Effectivement, le président de la République, dès l’entame de son deuxième mandat comme premier magistrat du pays, a installé la commission nationale pour la réforme des codes communal et de wilaya. La cellule est présidée par M. Dahou Ould Kablia qui est bien rodé dans les rouages des collectivités locales.

Avec son staff, il semble bien indiqué pour accomplir cette tâche avec succès. Cette réforme, notamment de l’échelon de base, ne doit pas occulter bien entendu l’écart considérable entre la réalité du terrain qui est le vécu quotidien du simple citoyen et le texte fondateur de l’échelon subalterne de la hiérarchie administrative en Algérie.

Plus de 70% des communes en Algérie survivent des subsides de l’Etat central via le FSGCL (ex-FCCL) et les budgets de wilaya, dont le taux de consommation des crédits ne dépasse pas 35%, justifiant par ricochet le sous-développement au niveau local. La commune demeure comme un centre de décision «sans pouvoir», même si encore une fois beaucoup d’efforts ont été consentis pour rapprocher l’administration des administrés ou pour éradiquer les zones d’ombre.

  • Deux tiers des communes du pays vivent grâce aux subventions de l’Etat. Comment expliquer cette situation ?

Cette logique d’assistanat, bien ancrée dans l’esprit des «gestionnaires» des collectivités locales, s’explique par la nature du système économique tributaire de la rente énergétique. Elle résulte aussi de la centralisation des ressources par l’Etat, puis leur redistribution sous forme de subsides et dotations annuels aux communes sans leur demander une contrepartie de développement, ni tenir compte de leurs spécificités et dotation factorielle.

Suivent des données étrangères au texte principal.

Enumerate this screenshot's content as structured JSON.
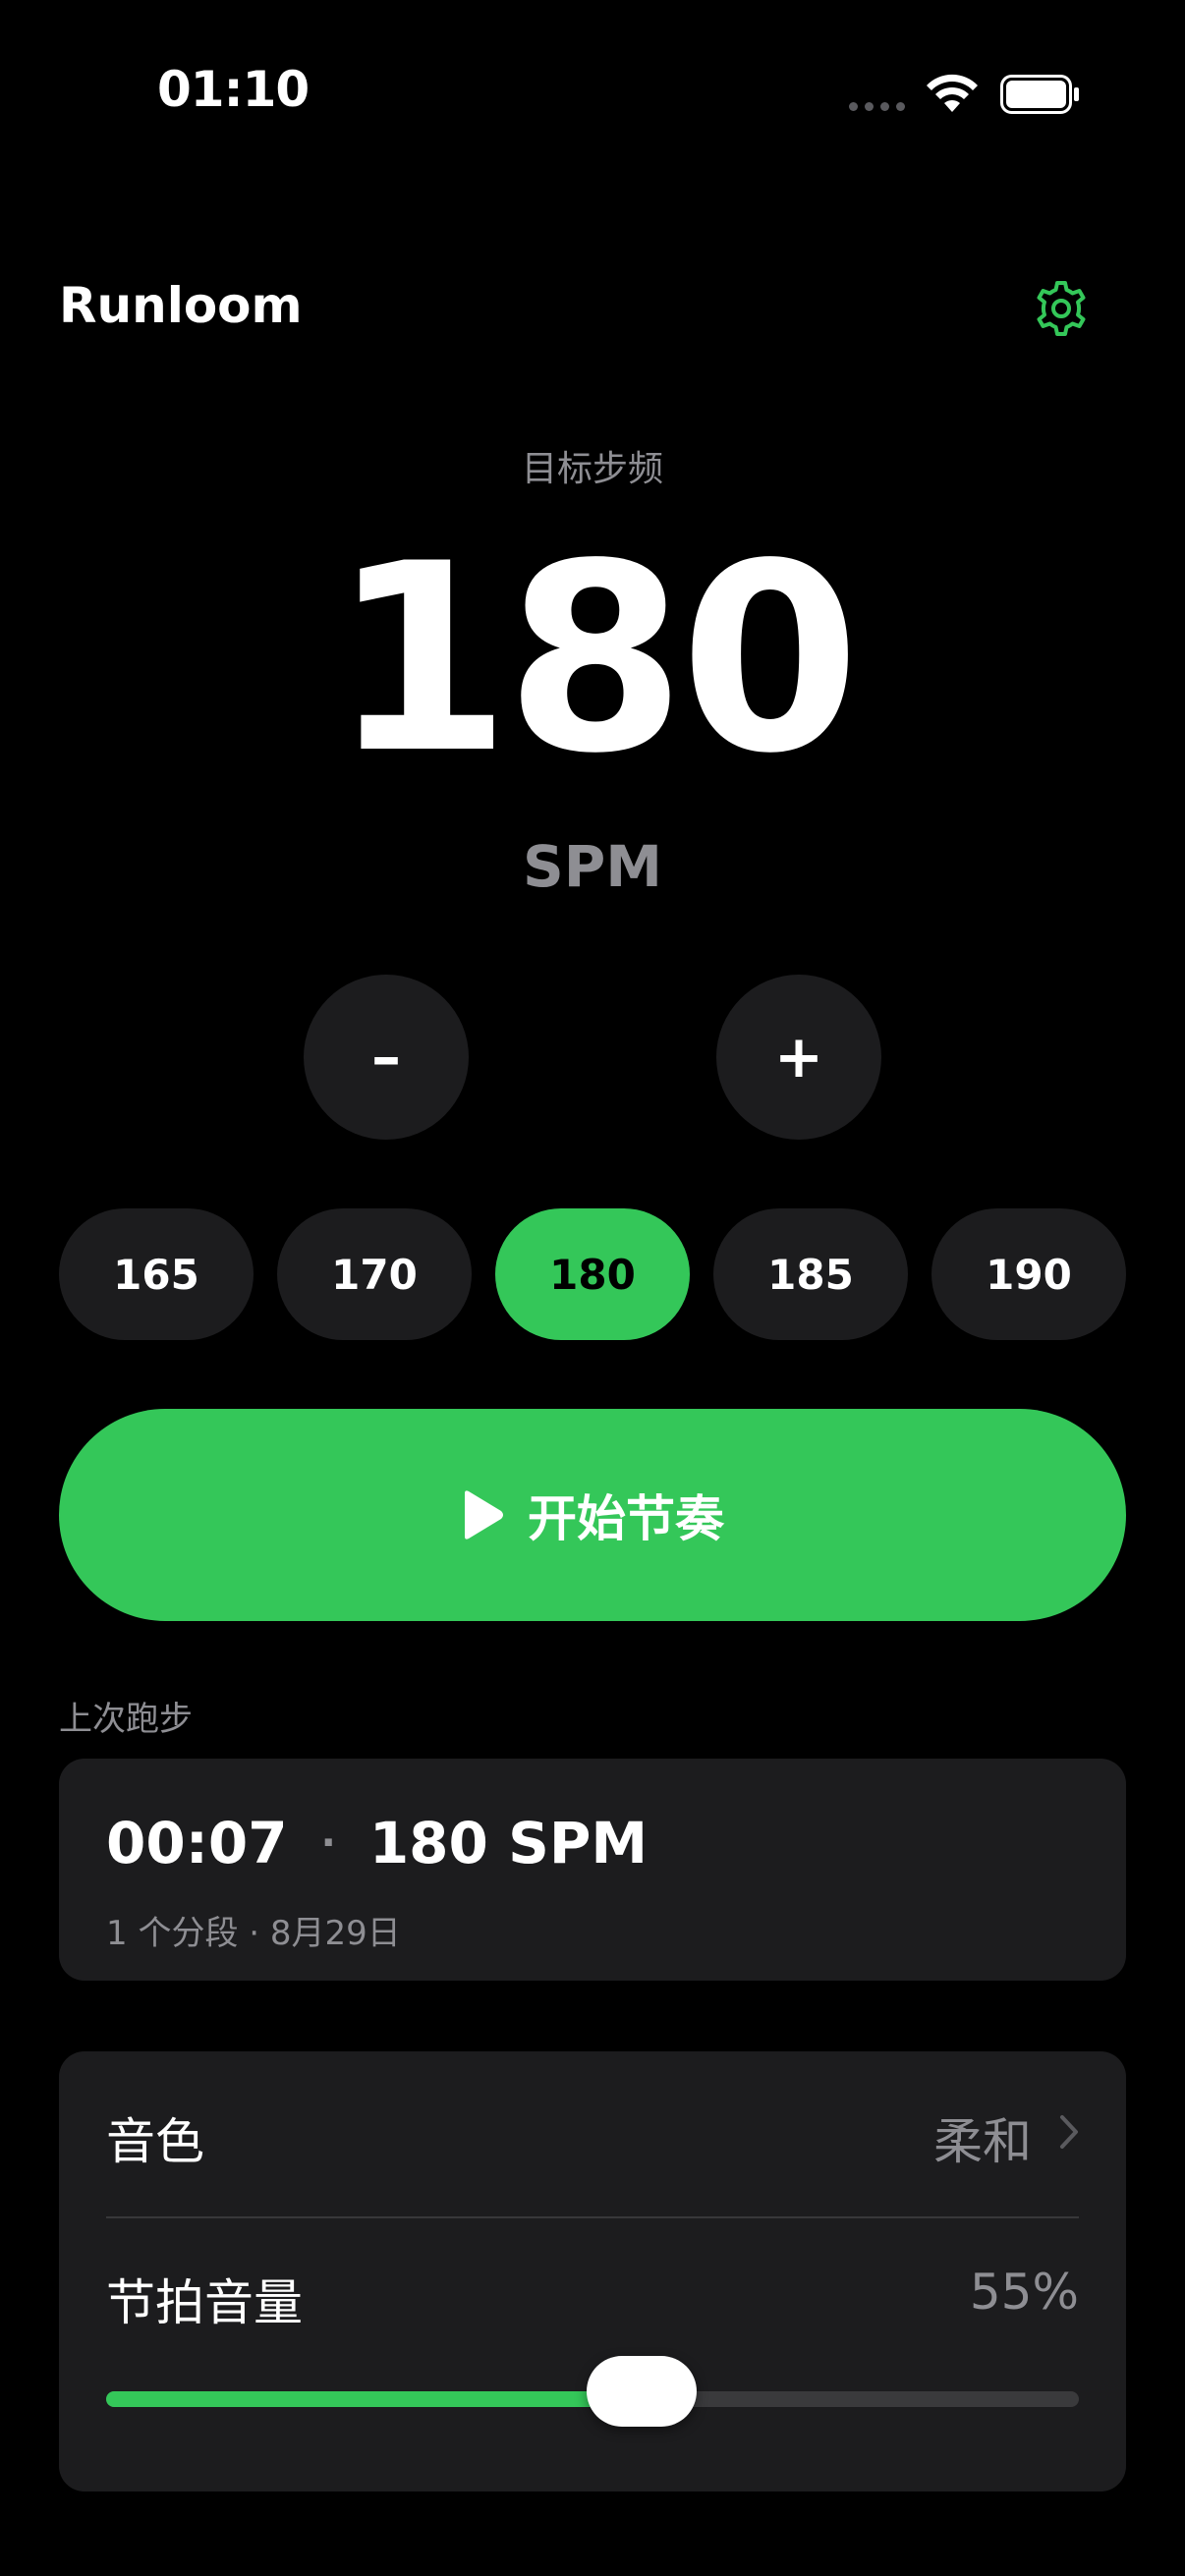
{
  "status_bar": {
    "time": "01:10",
    "icons": [
      "signal-dots-icon",
      "wifi-icon",
      "battery-icon"
    ]
  },
  "header": {
    "title": "Runloom",
    "settings_icon": "gear-icon"
  },
  "cadence": {
    "label": "目标步频",
    "value": "180",
    "unit": "SPM",
    "decrement_label": "–",
    "increment_label": "+"
  },
  "presets": [
    {
      "label": "165",
      "active": false
    },
    {
      "label": "170",
      "active": false
    },
    {
      "label": "180",
      "active": true
    },
    {
      "label": "185",
      "active": false
    },
    {
      "label": "190",
      "active": false
    }
  ],
  "start": {
    "label": "开始节奏",
    "icon": "play-icon"
  },
  "last_run": {
    "section_label": "上次跑步",
    "duration": "00:07",
    "separator": "·",
    "cadence": "180 SPM",
    "details": "1 个分段 · 8月29日"
  },
  "sound": {
    "tone_label": "音色",
    "tone_value": "柔和",
    "volume_label": "节拍音量",
    "volume_value": "55%",
    "volume_fraction": 0.55
  },
  "colors": {
    "accent": "#34c759",
    "background": "#000000",
    "card": "#1c1c1e",
    "secondary_text": "#8e8e93"
  }
}
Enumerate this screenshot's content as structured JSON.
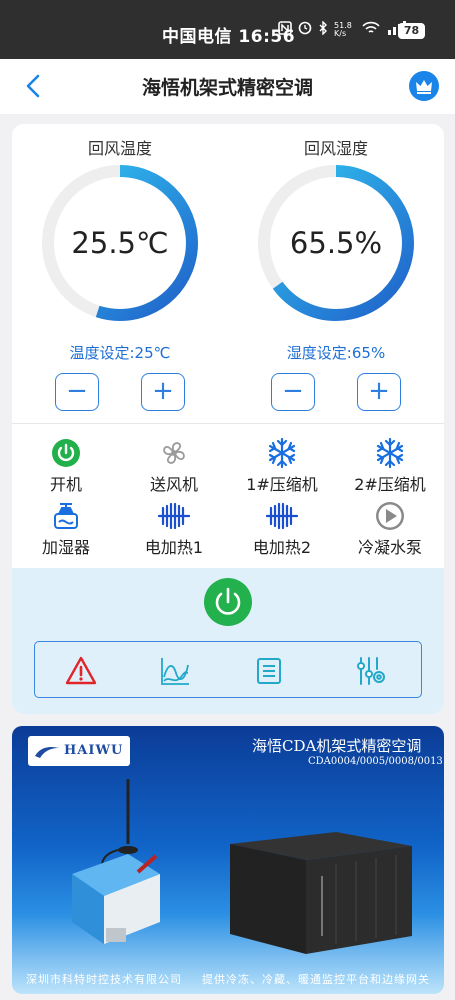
{
  "status_bar": {
    "carrier_time": "中国电信 16:56",
    "net_speed": "51.8 K/s",
    "battery": "78"
  },
  "header": {
    "title": "海悟机架式精密空调"
  },
  "return_air_temperature": {
    "label": "回风温度",
    "value": "25.5℃",
    "setpoint": "温度设定:25℃",
    "fill_fraction": 0.55,
    "minus": "−",
    "plus": "+"
  },
  "return_air_humidity": {
    "label": "回风湿度",
    "value": "65.5%",
    "setpoint": "湿度设定:65%",
    "fill_fraction": 0.65,
    "minus": "−",
    "plus": "+"
  },
  "devices": [
    {
      "label": "开机",
      "icon": "power-on-icon",
      "color": "#22b04b"
    },
    {
      "label": "送风机",
      "icon": "fan-icon",
      "color": "#9a9a9a"
    },
    {
      "label": "1#压缩机",
      "icon": "snowflake-icon",
      "color": "#1a6fe0"
    },
    {
      "label": "2#压缩机",
      "icon": "snowflake-icon",
      "color": "#1a6fe0"
    },
    {
      "label": "加湿器",
      "icon": "humidifier-icon",
      "color": "#1a6fe0"
    },
    {
      "label": "电加热1",
      "icon": "heater-icon",
      "color": "#1a4fd0"
    },
    {
      "label": "电加热2",
      "icon": "heater-icon",
      "color": "#1a4fd0"
    },
    {
      "label": "冷凝水泵",
      "icon": "pump-play-icon",
      "color": "#8a8a8a"
    }
  ],
  "toolbar": {
    "items": [
      "alarm-icon",
      "trend-chart-icon",
      "list-icon",
      "settings-sliders-icon"
    ]
  },
  "banner": {
    "brand": "HAIWU",
    "title": "海悟CDA机架式精密空调",
    "models": "CDA0004/0005/0008/0013",
    "company": "深圳市科特时控技术有限公司",
    "slogan": "提供冷冻、冷藏、暖通监控平台和边缘网关"
  },
  "colors": {
    "accent": "#1a84e8",
    "gauge_start": "#1f5fc9",
    "gauge_end": "#33c8f2",
    "power_green": "#23b14d"
  }
}
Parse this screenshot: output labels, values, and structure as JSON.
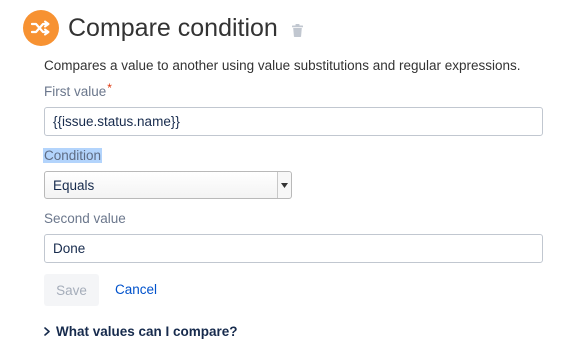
{
  "header": {
    "title": "Compare condition",
    "icon": "shuffle-icon",
    "icon_bg_color": "#f79232",
    "delete_icon": "trash-icon"
  },
  "description": "Compares a value to another using value substitutions and regular expressions.",
  "form": {
    "first_value": {
      "label": "First value",
      "required_marker": "*",
      "value": "{{issue.status.name}}"
    },
    "condition": {
      "label": "Condition",
      "selected": "Equals"
    },
    "second_value": {
      "label": "Second value",
      "value": "Done"
    }
  },
  "actions": {
    "save_label": "Save",
    "cancel_label": "Cancel"
  },
  "help": {
    "expander_label": "What values can I compare?"
  },
  "colors": {
    "link": "#0052cc",
    "selection_highlight": "#b3d4fc"
  }
}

Ce schéma de répartition obsolète les laisse très dépendantes de l’Etat. Ensuite, les collectivités locales souffrent d’un sous-encadrement endémique avec une pléthore du personnel d’exécution et beaucoup moins de personnel technique. A cela s’ajoute la composante politique des APC et APW qui connaissent parfois des blocages, engendrant des retards dans la réalisation des projets avec parfois des surcoûts insupportables. Concernant les wilayas, les mêmes causes peuvent être évoquées avec notamment la nomination des walis qui voient leurs prérogatives «supervisées» par les autorités centrales, réduisant de fait leur pouvoir de décision.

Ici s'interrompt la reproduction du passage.